In summary, the first wound treatments were described 5 millennia ago. Since then, various principles of wound care have been passed on through generations. In contrast to large numbers of general technological inventions over the past 100 years, progress beyond ancient wound care practices is a recent phenomenon (41).
Role Of Wound Dressings and Complications
Occasionally, healing may not be the primary aim of a wound dressing. An example of this is a palliative patient with fungating cancer of the skin in which the intention of the wound dressing is to aid symptom control and aesthetics. A physiological wound environment is attained by a dressing when the wound is kept wound moist, absorbs excess exudate, provide thermal insulation, eliminate dead space, avoid trauma/pain on dressing change, minimise scar tissue formation, minimal toxicity to surrounding skin and base, non-viable tissue debridement and maintain gas exchange (6).

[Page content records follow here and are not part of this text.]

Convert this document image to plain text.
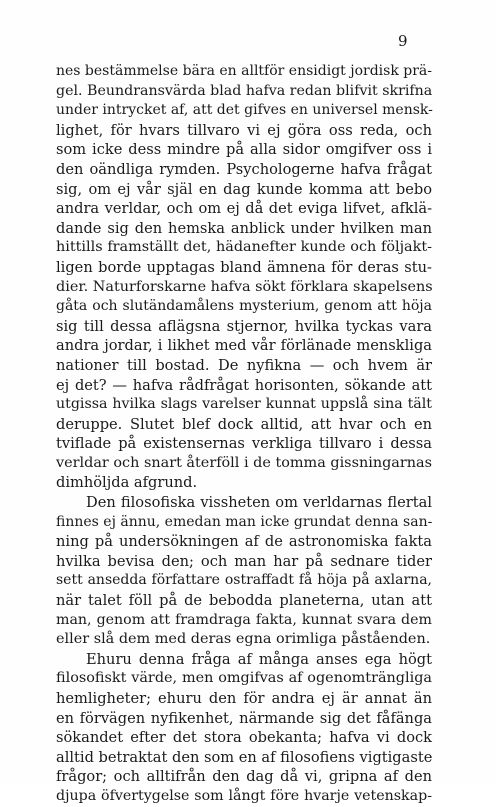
9
nes bestämmelse bära en alltför ensidigt jordisk prä-
gel. Beundransvärda blad hafva redan blifvit skrifna
under intrycket af, att det gifves en universel mensk-
lighet, för hvars tillvaro vi ej göra oss reda, och
som icke dess mindre på alla sidor omgifver oss i
den oändliga rymden. Psychologerne hafva frågat
sig, om ej vår själ en dag kunde komma att bebo
andra verldar, och om ej då det eviga lifvet, afklä-
dande sig den hemska anblick under hvilken man
hittills framställt det, hädanefter kunde och följakt-
ligen borde upptagas bland ämnena för deras stu-
dier. Naturforskarne hafva sökt förklara skapelsens
gåta och slutändamålens mysterium, genom att höja
sig till dessa aflägsna stjernor, hvilka tyckas vara
andra jordar, i likhet med vår förlänade menskliga
nationer till bostad. De nyfikna — och hvem är
ej det? — hafva rådfrågat horisonten, sökande att
utgissa hvilka slags varelser kunnat uppslå sina tält
deruppe. Slutet blef dock alltid, att hvar och en
tviflade på existensernas verkliga tillvaro i dessa
verldar och snart återföll i de tomma gissningarnas
dimhöljda afgrund.
Den filosofiska vissheten om verldarnas flertal
finnes ej ännu, emedan man icke grundat denna san-
ning på undersökningen af de astronomiska fakta
hvilka bevisa den; och man har på sednare tider
sett ansedda författare ostraffadt få höja på axlarna,
när talet föll på de bebodda planeterna, utan att
man, genom att framdraga fakta, kunnat svara dem
eller slå dem med deras egna orimliga påståenden.
Ehuru denna fråga af många anses ega högt
filosofiskt värde, men omgifvas af ogenomträngliga
hemligheter; ehuru den för andra ej är annat än
en förvägen nyfikenhet, närmande sig det fåfänga
sökandet efter det stora obekanta; hafva vi dock
alltid betraktat den som en af filosofiens vigtigaste
frågor; och alltifrån den dag då vi, gripna af den
djupa öfvertygelse som långt före hvarje vetenskap-
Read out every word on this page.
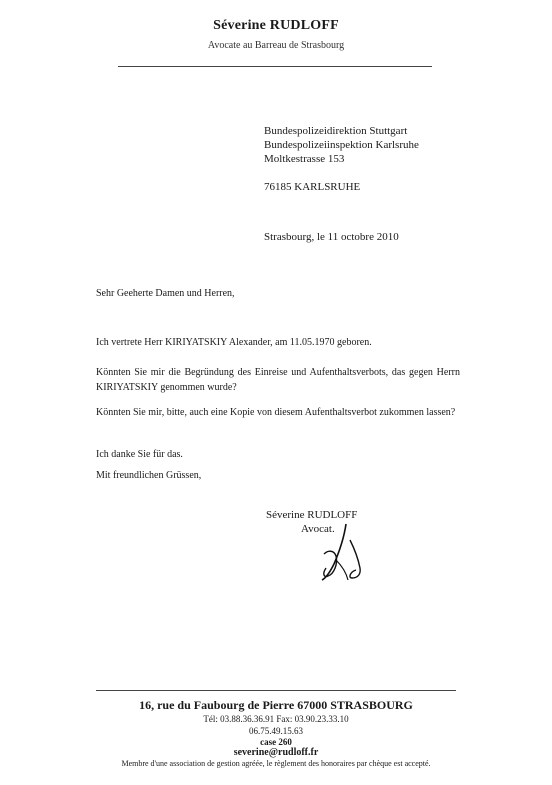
Séverine RUDLOFF
Avocate au Barreau de Strasbourg
Bundespolizeidirektion Stuttgart
Bundespolizeiinspektion Karlsruhe
Moltkestrasse 153
76185 KARLSRUHE
Strasbourg, le 11 octobre 2010
Sehr Geeherte Damen und Herren,
Ich vertrete Herr KIRIYATSKIY Alexander, am 11.05.1970 geboren.
Könnten Sie mir die Begründung des Einreise und Aufenthaltsverbots, das gegen Herrn KIRIYATSKIY genommen wurde?
Könnten Sie mir, bitte, auch eine Kopie von diesem Aufenthaltsverbot zukommen lassen?
Ich danke Sie für das.
Mit freundlichen Grüssen,
Séverine RUDLOFF
Avocat.
16, rue du Faubourg de Pierre 67000 STRASBOURG
Tél: 03.88.36.36.91 Fax: 03.90.23.33.10
06.75.49.15.63
case 260
severine@rudloff.fr
Membre d'une association de gestion agréée, le règlement des honoraires par chèque est accepté.
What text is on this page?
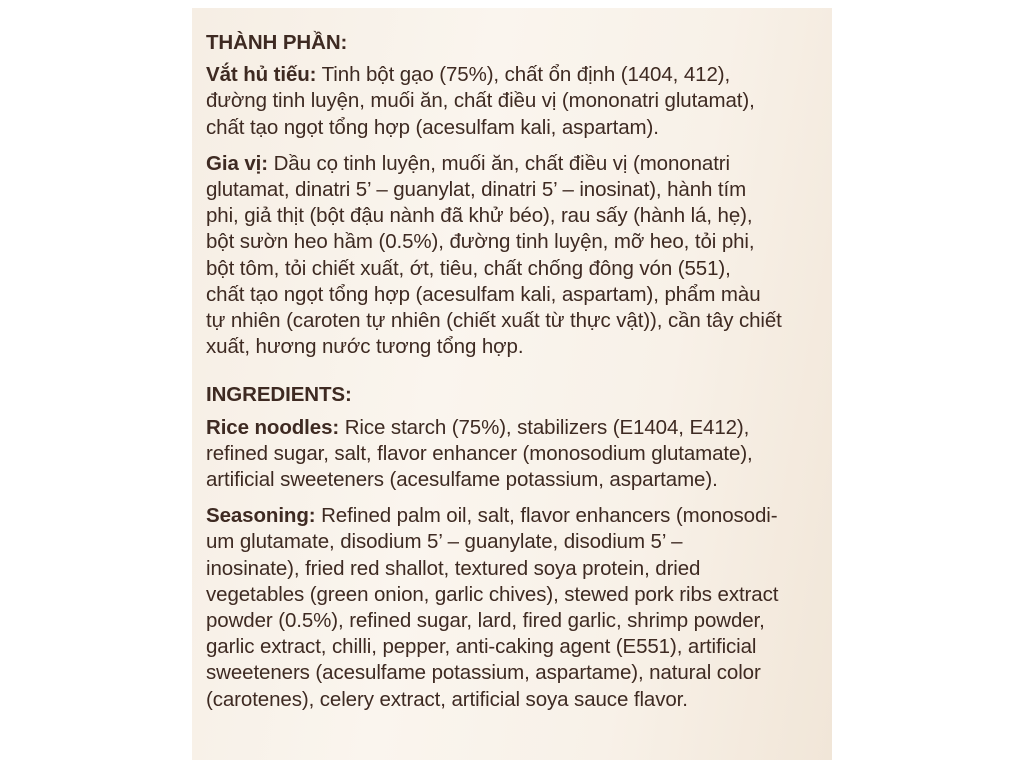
THÀNH PHẦN:
Vắt hủ tiếu: Tinh bột gạo (75%), chất ổn định (1404, 412),
đường tinh luyện, muối ăn, chất điều vị (mononatri glutamat),
chất tạo ngọt tổng hợp (acesulfam kali, aspartam).
Gia vị: Dầu cọ tinh luyện, muối ăn, chất điều vị (mononatri
glutamat, dinatri 5’ – guanylat, dinatri 5’ – inosinat), hành tím
phi, giả thịt (bột đậu nành đã khử béo), rau sấy (hành lá, hẹ),
bột sườn heo hầm (0.5%), đường tinh luyện, mỡ heo, tỏi phi,
bột tôm, tỏi chiết xuất, ớt, tiêu, chất chống đông vón (551),
chất tạo ngọt tổng hợp (acesulfam kali, aspartam), phẩm màu
tự nhiên (caroten tự nhiên (chiết xuất từ thực vật)), cần tây chiết
xuất, hương nước tương tổng hợp.
INGREDIENTS:
Rice noodles: Rice starch (75%), stabilizers (E1404, E412),
refined sugar, salt, flavor enhancer (monosodium glutamate),
artificial sweeteners (acesulfame potassium, aspartame).
Seasoning: Refined palm oil, salt, flavor enhancers (monosodi-
um glutamate, disodium 5’ – guanylate, disodium 5’ –
inosinate), fried red shallot, textured soya protein, dried
vegetables (green onion, garlic chives), stewed pork ribs extract
powder (0.5%), refined sugar, lard, fired garlic, shrimp powder,
garlic extract, chilli, pepper, anti-caking agent (E551), artificial
sweeteners (acesulfame potassium, aspartame), natural color
(carotenes), celery extract, artificial soya sauce flavor.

Maintaining a temperature similar to that of the normal body allows optimal cellular function. Hypothermia causes a relative vasoconstriction leading to a reduction in oxygen delivery to phagocytes, which reduces mitotic activity and growth factors. The insulation provided by occlusive dressings can overcome these issues, however complications arise. Maceration of the skin occurs when a wound is kept overly moist or when exudate levels are high. One of the properties of a dressing is moisture vaporization. Dry wounds require dressings with a low vaporization rate, and exuding wounds the opposite. When the balance is not right, an overly moist wound can cause skin breakdown, delayed healing and a raised bacterial count (6).
Another common complication of wound dressings is a surgical site infection, affecting at least 5% of patients undergoing surgery. Clinical factors are the type of surgery, length of surgery, patient’s physiological status, appropriate hair removal and wound dressing to name a few. Evidence has shown that practices such as antiseptic hand and skin preparations, antibiotic prophylaxis and showering reduce the incidence of such infections (6).
Desirable Properties of a Wound Dressing Material
The ideal dressing should be: non-adherent, impermeable to bacteria, capable of maintaining a high humidity whilst removing exudate, thermally insulating, non-toxic or allergenic, comfortable and conformable, be able to shield from further trauma, infrequently changed, cost-effective, non-scarring, possess a long shelf-life and easily available in community and hospital settings. All these points will lead to increased chances of patient compliance and better wound healing (8).
The economics of wound management can be complex, as newer dressings have relatively high unit costs but require changing less frequently than traditional dressings. They can therefore be more cost-effective and convenient for patients (42).